Every equipped item adds a flat boost to one or more of your combat stats. A sword raises attack power. A helmet raises HP. A ring might raise crit chance. The totals stack with your allocated identity attributes and your class base stats to produce your avatar's combat sheet.
Equipment is the only layer in the system that isn't tied to your real-life behavior. Your class is permanent, your allocation grows slowly with XP, your real-life stats mirror what you actually do - but equipment is the straightforward "acquire item, equip item, get stronger" loop.
Soldiers Don't Use Equipment
One important note: equipment is avatar-only. Your soldiers don't have slots, don't wear gear, can't be equipped with anything. Their power comes from their source habit, not from loot.

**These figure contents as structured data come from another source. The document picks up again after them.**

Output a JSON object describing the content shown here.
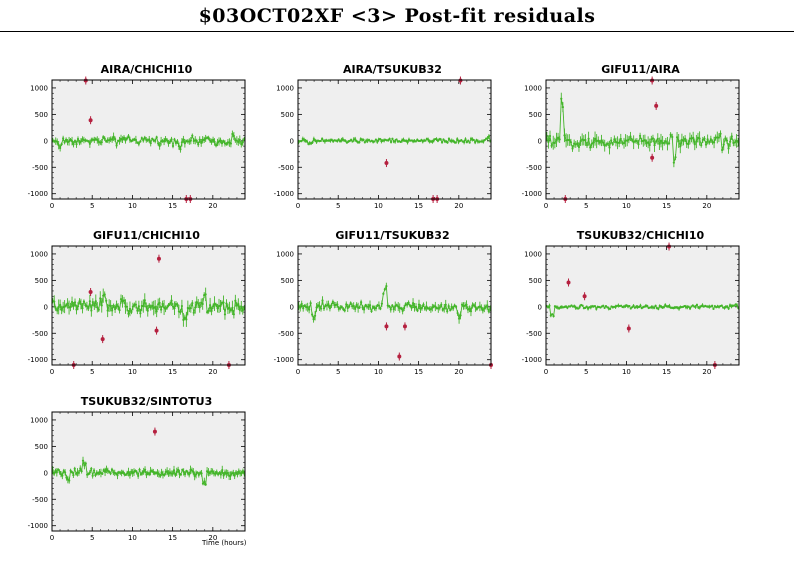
{
  "header": {
    "title": "$03OCT02XF <3> Post-fit residuals"
  },
  "colors": {
    "frame_bg": "#efefef",
    "normal": "#44b52a",
    "outlier": "#b5203f"
  },
  "chart_data": [
    {
      "type": "scatter",
      "title": "AIRA/CHICHI10",
      "xlim": [
        0,
        24
      ],
      "ylim": [
        -1100,
        1150
      ],
      "xticks": [
        "0",
        "5",
        "10",
        "15",
        "20"
      ],
      "yticks": [
        "1000",
        "500",
        "0",
        "-500",
        "-1000"
      ],
      "xlabel": "",
      "grid": false,
      "outliers": [
        {
          "x": 4.2,
          "y": 1140
        },
        {
          "x": 4.8,
          "y": 390
        },
        {
          "x": 16.7,
          "y": -1100
        },
        {
          "x": 17.2,
          "y": -1100
        }
      ],
      "series": {
        "n": 130,
        "spread": 55,
        "bumps": [
          [
            1.0,
            -90
          ],
          [
            9.5,
            40
          ],
          [
            16.0,
            -60
          ],
          [
            22.5,
            80
          ]
        ]
      }
    },
    {
      "type": "scatter",
      "title": "AIRA/TSUKUB32",
      "xlim": [
        0,
        24
      ],
      "ylim": [
        -1100,
        1150
      ],
      "xticks": [
        "0",
        "5",
        "10",
        "15",
        "20"
      ],
      "yticks": [
        "1000",
        "500",
        "0",
        "-500",
        "-1000"
      ],
      "xlabel": "",
      "grid": false,
      "outliers": [
        {
          "x": 20.2,
          "y": 1140
        },
        {
          "x": 11.0,
          "y": -420
        },
        {
          "x": 16.8,
          "y": -1100
        },
        {
          "x": 17.3,
          "y": -1100
        }
      ],
      "series": {
        "n": 140,
        "spread": 30,
        "bumps": [
          [
            1.5,
            -60
          ],
          [
            23.5,
            60
          ]
        ]
      }
    },
    {
      "type": "scatter",
      "title": "GIFU11/AIRA",
      "xlim": [
        0,
        24
      ],
      "ylim": [
        -1100,
        1150
      ],
      "xticks": [
        "0",
        "5",
        "10",
        "15",
        "20"
      ],
      "yticks": [
        "1000",
        "500",
        "0",
        "-500",
        "-1000"
      ],
      "xlabel": "",
      "grid": false,
      "outliers": [
        {
          "x": 13.2,
          "y": 1140
        },
        {
          "x": 13.7,
          "y": 660
        },
        {
          "x": 13.2,
          "y": -320
        },
        {
          "x": 2.4,
          "y": -1100
        }
      ],
      "series": {
        "n": 120,
        "spread": 90,
        "bumps": [
          [
            2.0,
            650
          ],
          [
            7.5,
            -150
          ],
          [
            16.0,
            -400
          ],
          [
            22.0,
            -200
          ]
        ]
      }
    },
    {
      "type": "scatter",
      "title": "GIFU11/CHICHI10",
      "xlim": [
        0,
        24
      ],
      "ylim": [
        -1100,
        1150
      ],
      "xticks": [
        "0",
        "5",
        "10",
        "15",
        "20"
      ],
      "yticks": [
        "1000",
        "500",
        "0",
        "-500",
        "-1000"
      ],
      "xlabel": "",
      "grid": false,
      "outliers": [
        {
          "x": 13.3,
          "y": 910
        },
        {
          "x": 4.8,
          "y": 280
        },
        {
          "x": 6.3,
          "y": -610
        },
        {
          "x": 13.0,
          "y": -450
        },
        {
          "x": 2.7,
          "y": -1100
        },
        {
          "x": 22.0,
          "y": -1100
        }
      ],
      "series": {
        "n": 130,
        "spread": 95,
        "bumps": [
          [
            6.5,
            200
          ],
          [
            16.5,
            -250
          ],
          [
            19.0,
            250
          ]
        ]
      }
    },
    {
      "type": "scatter",
      "title": "GIFU11/TSUKUB32",
      "xlim": [
        0,
        24
      ],
      "ylim": [
        -1100,
        1150
      ],
      "xticks": [
        "0",
        "5",
        "10",
        "15",
        "20"
      ],
      "yticks": [
        "1000",
        "500",
        "0",
        "-500",
        "-1000"
      ],
      "xlabel": "",
      "grid": false,
      "outliers": [
        {
          "x": 11.0,
          "y": -370
        },
        {
          "x": 13.3,
          "y": -370
        },
        {
          "x": 12.6,
          "y": -940
        },
        {
          "x": 24.0,
          "y": -1100
        }
      ],
      "series": {
        "n": 130,
        "spread": 65,
        "bumps": [
          [
            10.8,
            300
          ],
          [
            2.0,
            -160
          ],
          [
            20.0,
            -140
          ]
        ]
      }
    },
    {
      "type": "scatter",
      "title": "TSUKUB32/CHICHI10",
      "xlim": [
        0,
        24
      ],
      "ylim": [
        -1100,
        1150
      ],
      "xticks": [
        "0",
        "5",
        "10",
        "15",
        "20"
      ],
      "yticks": [
        "1000",
        "500",
        "0",
        "-500",
        "-1000"
      ],
      "xlabel": "",
      "grid": false,
      "outliers": [
        {
          "x": 2.8,
          "y": 460
        },
        {
          "x": 4.8,
          "y": 200
        },
        {
          "x": 10.3,
          "y": -410
        },
        {
          "x": 15.3,
          "y": 1140
        },
        {
          "x": 21.0,
          "y": -1100
        }
      ],
      "series": {
        "n": 140,
        "spread": 28,
        "bumps": [
          [
            0.8,
            -160
          ],
          [
            23.5,
            50
          ]
        ]
      }
    },
    {
      "type": "scatter",
      "title": "TSUKUB32/SINTOTU3",
      "xlim": [
        0,
        24
      ],
      "ylim": [
        -1100,
        1150
      ],
      "xticks": [
        "0",
        "5",
        "10",
        "15",
        "20"
      ],
      "yticks": [
        "1000",
        "500",
        "0",
        "-500",
        "-1000"
      ],
      "xlabel": "Time (hours)",
      "grid": false,
      "outliers": [
        {
          "x": 12.8,
          "y": 780
        }
      ],
      "series": {
        "n": 140,
        "spread": 55,
        "bumps": [
          [
            4.0,
            200
          ],
          [
            19.0,
            -150
          ],
          [
            2.0,
            -120
          ]
        ]
      }
    }
  ]
}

See Soldiers for why that split exists.
Where Gear Comes From
Four sources, each with its own character:
| Source | Quality | Availability | Role |
|---|---|---|---|
| Dungeons | Guaranteed Rare or better | Gated by goal completion | Premium combat reward |
| Daily shop | Mostly common, occasional rare+ | Available every day | Reliable upgrades |
| Adventure quest drops | Level-scaled chance, mostly common | Daily quest completion | Supplementary |
| Achievement grants | Occasional one-time rewards | Tied to milestones | Bonus |
The shop never undermines combat drops - it's the "always available" option, good enough to maintain progress but not the preferred source of high-rarity gear.
Equipping a Piece
The flow is simple: open your inventory, tap the item, pick the slot. If the slot was occupied, the previous item is automatically returned to the inventory - no loss.
See Managing Equipment.
Equipment Is Locked During a Dungeon Run
The moment you enter a dungeon, your equipment loadout is baked into your combat sheet. You can't swap gear mid-run. Whatever you wore into the first encounter is what you wear into the boss phase.

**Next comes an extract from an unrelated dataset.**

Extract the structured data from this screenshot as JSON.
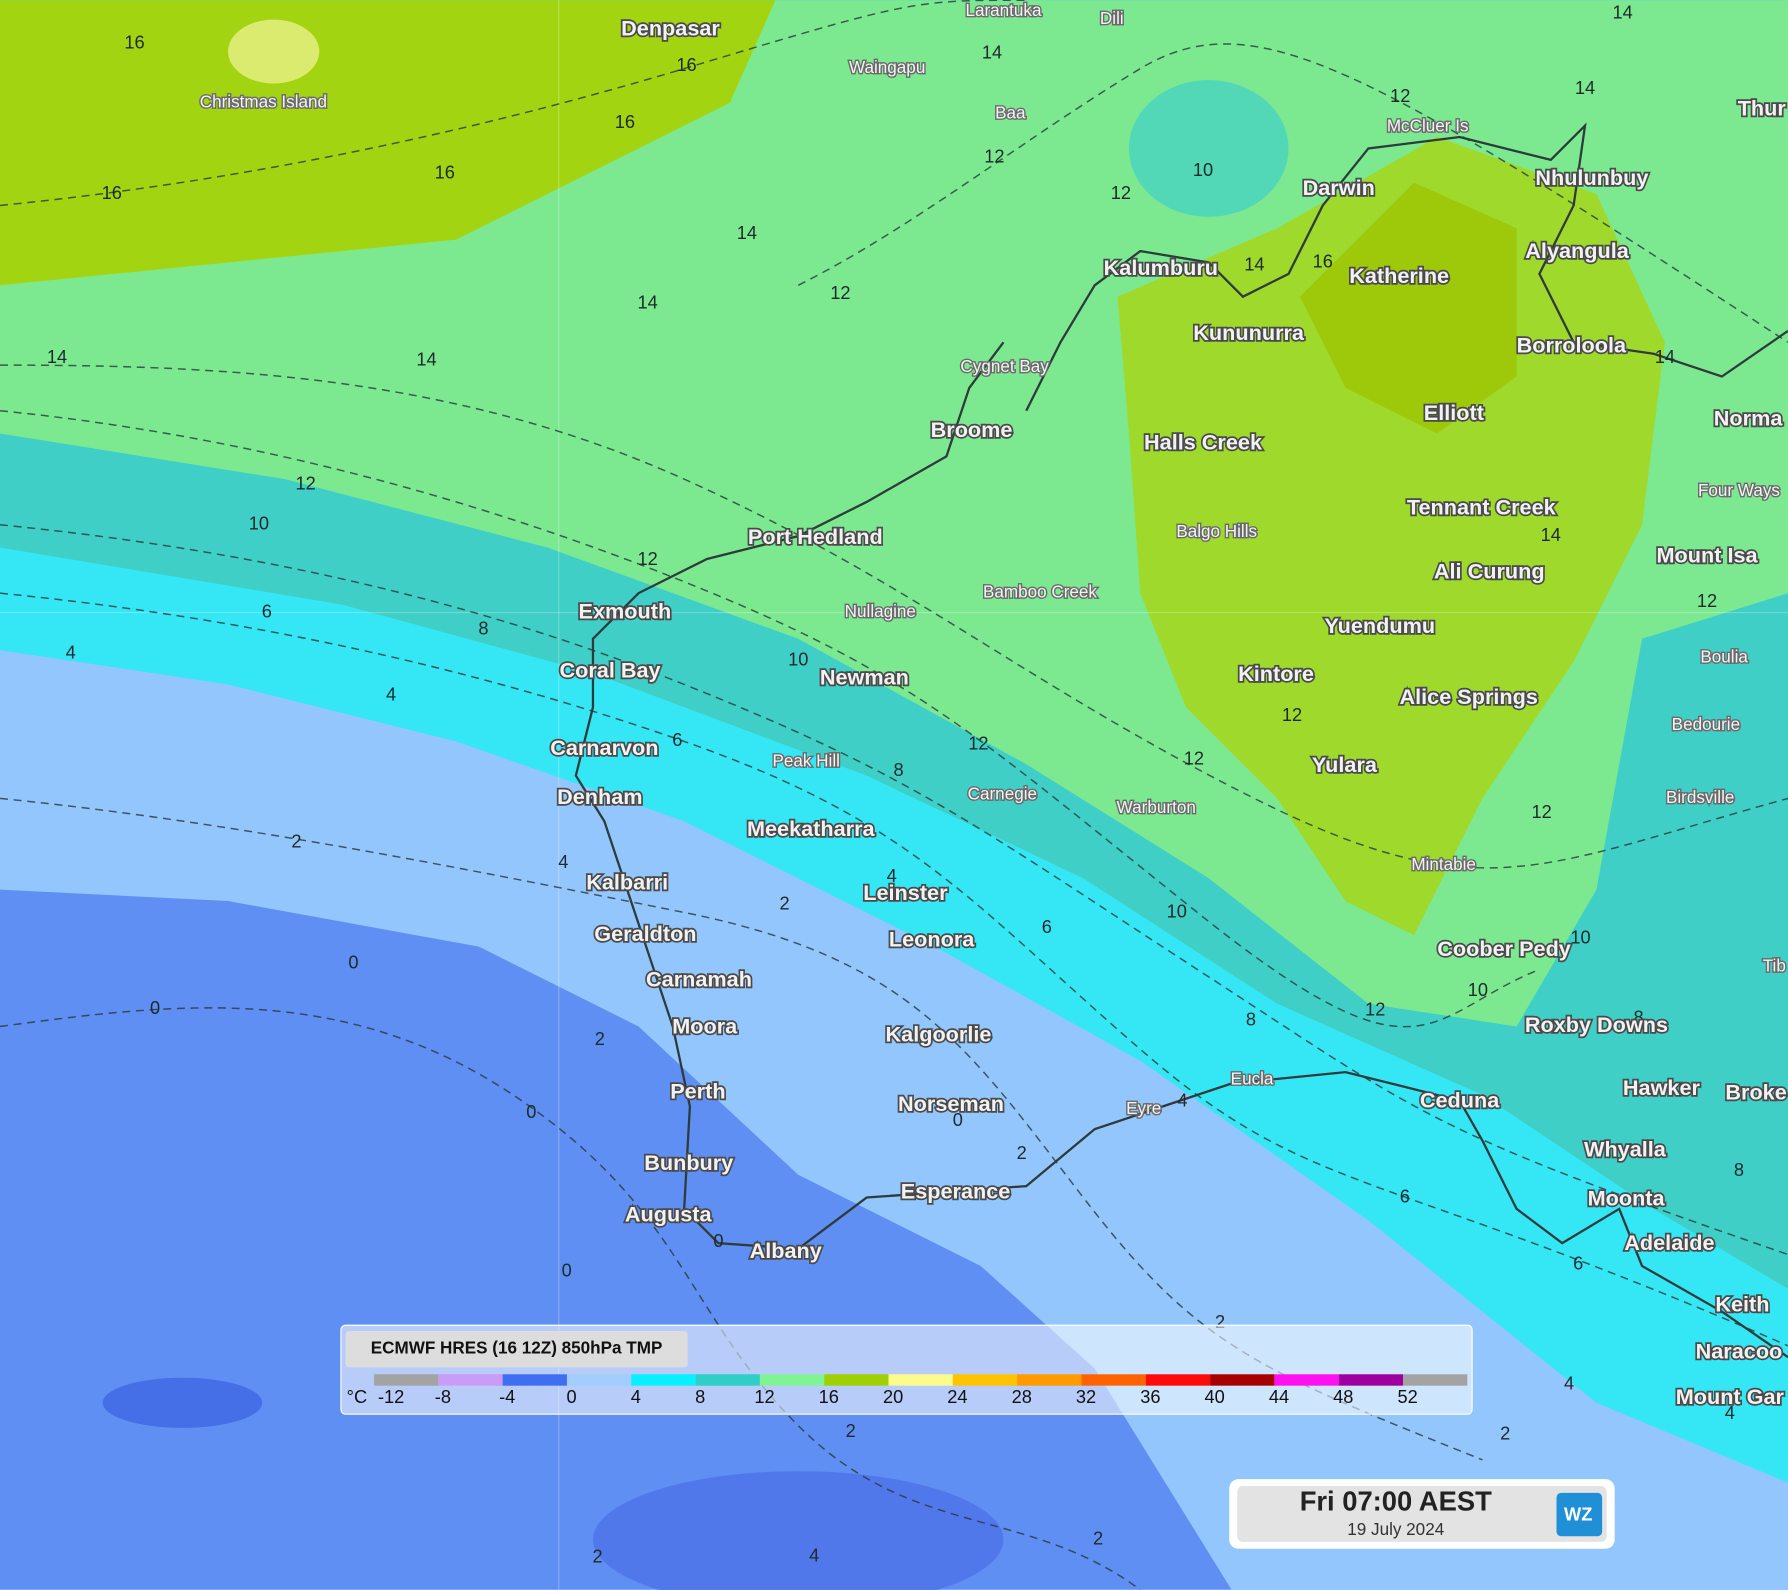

This is deliberate - the dungeon is a test of what you built before entering, not of how well you can swap gear between encounters.
Rarity Drives Everything
An item's rarity - common, rare, epic, or legendary - controls three things at once:
- How much stat budget the item has to distribute.
- How many bonus stats it can roll on top of its base stats.

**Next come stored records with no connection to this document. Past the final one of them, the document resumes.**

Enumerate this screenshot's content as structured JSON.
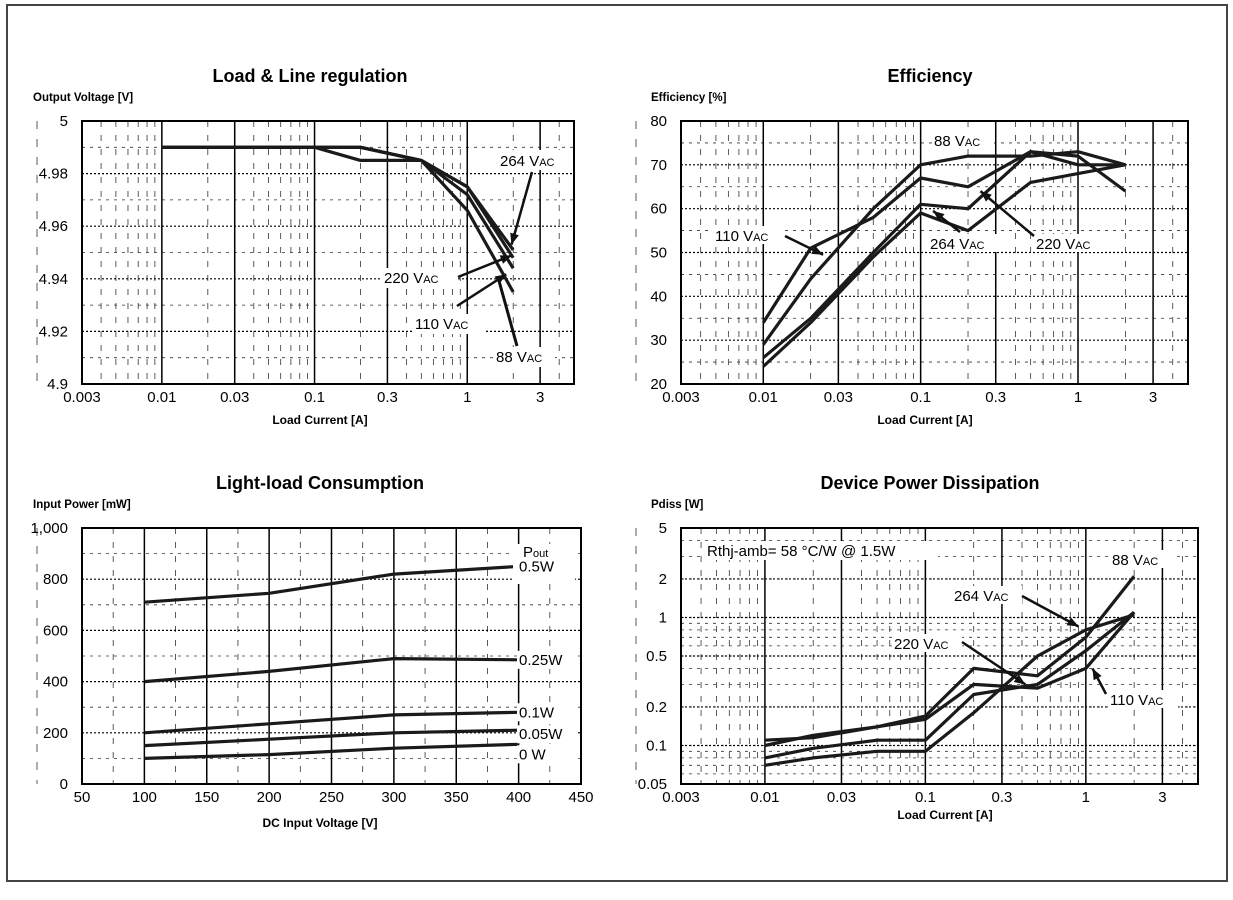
{
  "chart_data": [
    {
      "id": "reg",
      "type": "line",
      "title": "Load & Line regulation",
      "ylabel": "Output Voltage [V]",
      "xlabel": "Load Current [A]",
      "xscale": "log",
      "xlim": [
        0.003,
        5
      ],
      "ylim": [
        4.9,
        5
      ],
      "xticks": [
        0.003,
        0.01,
        0.03,
        0.1,
        0.3,
        1,
        3
      ],
      "xtick_labels": [
        "0.003",
        "0.01",
        "0.03",
        "0.1",
        "0.3",
        "1",
        "3"
      ],
      "yticks": [
        4.9,
        4.92,
        4.94,
        4.96,
        4.98,
        5
      ],
      "ytick_labels": [
        "4.9",
        "4.92",
        "4.94",
        "4.96",
        "4.98",
        "5"
      ],
      "series": [
        {
          "name": "88 VAC",
          "x": [
            0.01,
            0.1,
            0.2,
            0.5,
            1,
            2
          ],
          "y": [
            4.99,
            4.99,
            4.99,
            4.985,
            4.966,
            4.935
          ]
        },
        {
          "name": "110 VAC",
          "x": [
            0.01,
            0.1,
            0.2,
            0.5,
            1,
            2
          ],
          "y": [
            4.99,
            4.99,
            4.985,
            4.985,
            4.972,
            4.944
          ]
        },
        {
          "name": "220 VAC",
          "x": [
            0.01,
            0.1,
            0.2,
            0.5,
            1,
            2
          ],
          "y": [
            4.99,
            4.99,
            4.99,
            4.985,
            4.975,
            4.948
          ]
        },
        {
          "name": "264 VAC",
          "x": [
            0.01,
            0.1,
            0.2,
            0.5,
            1,
            2
          ],
          "y": [
            4.99,
            4.99,
            4.99,
            4.985,
            4.975,
            4.951
          ]
        }
      ],
      "annotations": [
        {
          "text": "264 V",
          "sub": "AC"
        },
        {
          "text": "220 V",
          "sub": "AC"
        },
        {
          "text": "110 V",
          "sub": "AC"
        },
        {
          "text": "88 V",
          "sub": "AC"
        }
      ]
    },
    {
      "id": "eff",
      "type": "line",
      "title": "Efficiency",
      "ylabel": "Efficiency [%]",
      "xlabel": "Load Current [A]",
      "xscale": "log",
      "xlim": [
        0.003,
        5
      ],
      "ylim": [
        20,
        80
      ],
      "xticks": [
        0.003,
        0.01,
        0.03,
        0.1,
        0.3,
        1,
        3
      ],
      "xtick_labels": [
        "0.003",
        "0.01",
        "0.03",
        "0.1",
        "0.3",
        "1",
        "3"
      ],
      "yticks": [
        20,
        30,
        40,
        50,
        60,
        70,
        80
      ],
      "ytick_labels": [
        "20",
        "30",
        "40",
        "50",
        "60",
        "70",
        "80"
      ],
      "series": [
        {
          "name": "88 VAC",
          "x": [
            0.01,
            0.02,
            0.05,
            0.1,
            0.2,
            0.5,
            1,
            2
          ],
          "y": [
            29,
            44,
            60,
            70,
            72,
            72,
            73,
            70
          ]
        },
        {
          "name": "110 VAC",
          "x": [
            0.01,
            0.02,
            0.05,
            0.1,
            0.2,
            0.5,
            1,
            2
          ],
          "y": [
            34,
            51,
            58,
            67,
            65,
            73,
            72,
            64
          ]
        },
        {
          "name": "220 VAC",
          "x": [
            0.01,
            0.02,
            0.05,
            0.1,
            0.2,
            0.5,
            1,
            2
          ],
          "y": [
            26,
            35,
            50,
            61,
            60,
            73,
            70,
            70
          ]
        },
        {
          "name": "264 VAC",
          "x": [
            0.01,
            0.02,
            0.05,
            0.1,
            0.2,
            0.5,
            1,
            2
          ],
          "y": [
            24,
            34,
            49,
            59,
            55,
            66,
            68,
            70
          ]
        }
      ],
      "annotations": [
        {
          "text": "88 V",
          "sub": "AC"
        },
        {
          "text": "110 V",
          "sub": "AC"
        },
        {
          "text": "264 V",
          "sub": "AC"
        },
        {
          "text": "220 V",
          "sub": "AC"
        }
      ]
    },
    {
      "id": "cons",
      "type": "line",
      "title": "Light-load Consumption",
      "ylabel": "Input Power [mW]",
      "xlabel": "DC Input Voltage [V]",
      "xscale": "linear",
      "xlim": [
        50,
        450
      ],
      "ylim": [
        0,
        1000
      ],
      "xticks": [
        50,
        100,
        150,
        200,
        250,
        300,
        350,
        400,
        450
      ],
      "xtick_labels": [
        "50",
        "100",
        "150",
        "200",
        "250",
        "300",
        "350",
        "400",
        "450"
      ],
      "yticks": [
        0,
        200,
        400,
        600,
        800,
        1000
      ],
      "ytick_labels": [
        "0",
        "200",
        "400",
        "600",
        "800",
        "1,000"
      ],
      "series": [
        {
          "name": "0.5W",
          "x": [
            100,
            200,
            300,
            400
          ],
          "y": [
            710,
            745,
            820,
            850
          ]
        },
        {
          "name": "0.25W",
          "x": [
            100,
            200,
            300,
            400
          ],
          "y": [
            400,
            440,
            490,
            485
          ]
        },
        {
          "name": "0.1W",
          "x": [
            100,
            200,
            300,
            400
          ],
          "y": [
            200,
            235,
            270,
            280
          ]
        },
        {
          "name": "0.05W",
          "x": [
            100,
            200,
            300,
            400
          ],
          "y": [
            150,
            175,
            200,
            210
          ]
        },
        {
          "name": "0 W",
          "x": [
            100,
            200,
            300,
            400
          ],
          "y": [
            100,
            115,
            140,
            155
          ]
        }
      ],
      "legend_title": "P",
      "legend_title_sub": "out"
    },
    {
      "id": "diss",
      "type": "line",
      "title": "Device Power Dissipation",
      "ylabel": "Pdiss [W]",
      "xlabel": "Load Current [A]",
      "xscale": "log",
      "yscale": "log",
      "xlim": [
        0.003,
        5
      ],
      "ylim": [
        0.05,
        5
      ],
      "xticks": [
        0.003,
        0.01,
        0.03,
        0.1,
        0.3,
        1,
        3
      ],
      "xtick_labels": [
        "0.003",
        "0.01",
        "0.03",
        "0.1",
        "0.3",
        "1",
        "3"
      ],
      "yticks": [
        0.05,
        0.1,
        0.2,
        0.5,
        1,
        2,
        5
      ],
      "ytick_labels": [
        "0.05",
        "0.1",
        "0.2",
        "0.5",
        "1",
        "2",
        "5"
      ],
      "series": [
        {
          "name": "88 VAC",
          "x": [
            0.01,
            0.02,
            0.05,
            0.1,
            0.2,
            0.5,
            1,
            2
          ],
          "y": [
            0.11,
            0.115,
            0.14,
            0.17,
            0.4,
            0.35,
            0.7,
            2.1
          ]
        },
        {
          "name": "110 VAC",
          "x": [
            0.01,
            0.02,
            0.05,
            0.1,
            0.2,
            0.5,
            1,
            2
          ],
          "y": [
            0.1,
            0.12,
            0.14,
            0.16,
            0.3,
            0.28,
            0.4,
            1.1
          ]
        },
        {
          "name": "220 VAC",
          "x": [
            0.01,
            0.02,
            0.05,
            0.1,
            0.2,
            0.5,
            1,
            2
          ],
          "y": [
            0.08,
            0.095,
            0.11,
            0.11,
            0.25,
            0.3,
            0.55,
            1.1
          ]
        },
        {
          "name": "264 VAC",
          "x": [
            0.01,
            0.02,
            0.05,
            0.1,
            0.2,
            0.5,
            1,
            2
          ],
          "y": [
            0.07,
            0.08,
            0.09,
            0.09,
            0.18,
            0.5,
            0.8,
            1.05
          ]
        }
      ],
      "note": "Rthj-amb= 58 °C/W @ 1.5W",
      "annotations": [
        {
          "text": "88 V",
          "sub": "AC"
        },
        {
          "text": "264 V",
          "sub": "AC"
        },
        {
          "text": "220 V",
          "sub": "AC"
        },
        {
          "text": "110 V",
          "sub": "AC"
        }
      ]
    }
  ]
}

- How much it costs to buy in the shop.
A legendary item hits much harder than a common at the same level, but it also costs significantly more. Shop gold pressure is what keeps the loot loop meaningful.
Class Affinity Is Thematic, Not Restrictive
Weapons and armor have a thematic class affinity - a Knight weapon looks like a knight's sword, a Wizard weapon reads as a staff. This is visual only. Any class can equip any item, full stop. The only equip constraint is that the item's type must match the target slot (a helmet can't go in the weapon slot).
Experimenting across classes
A Wizard equipped with a Knight sword isn't a mistake - they just get the sword's stats and keep their class perks. Off-class gear is encouraged when the stats line up with your build.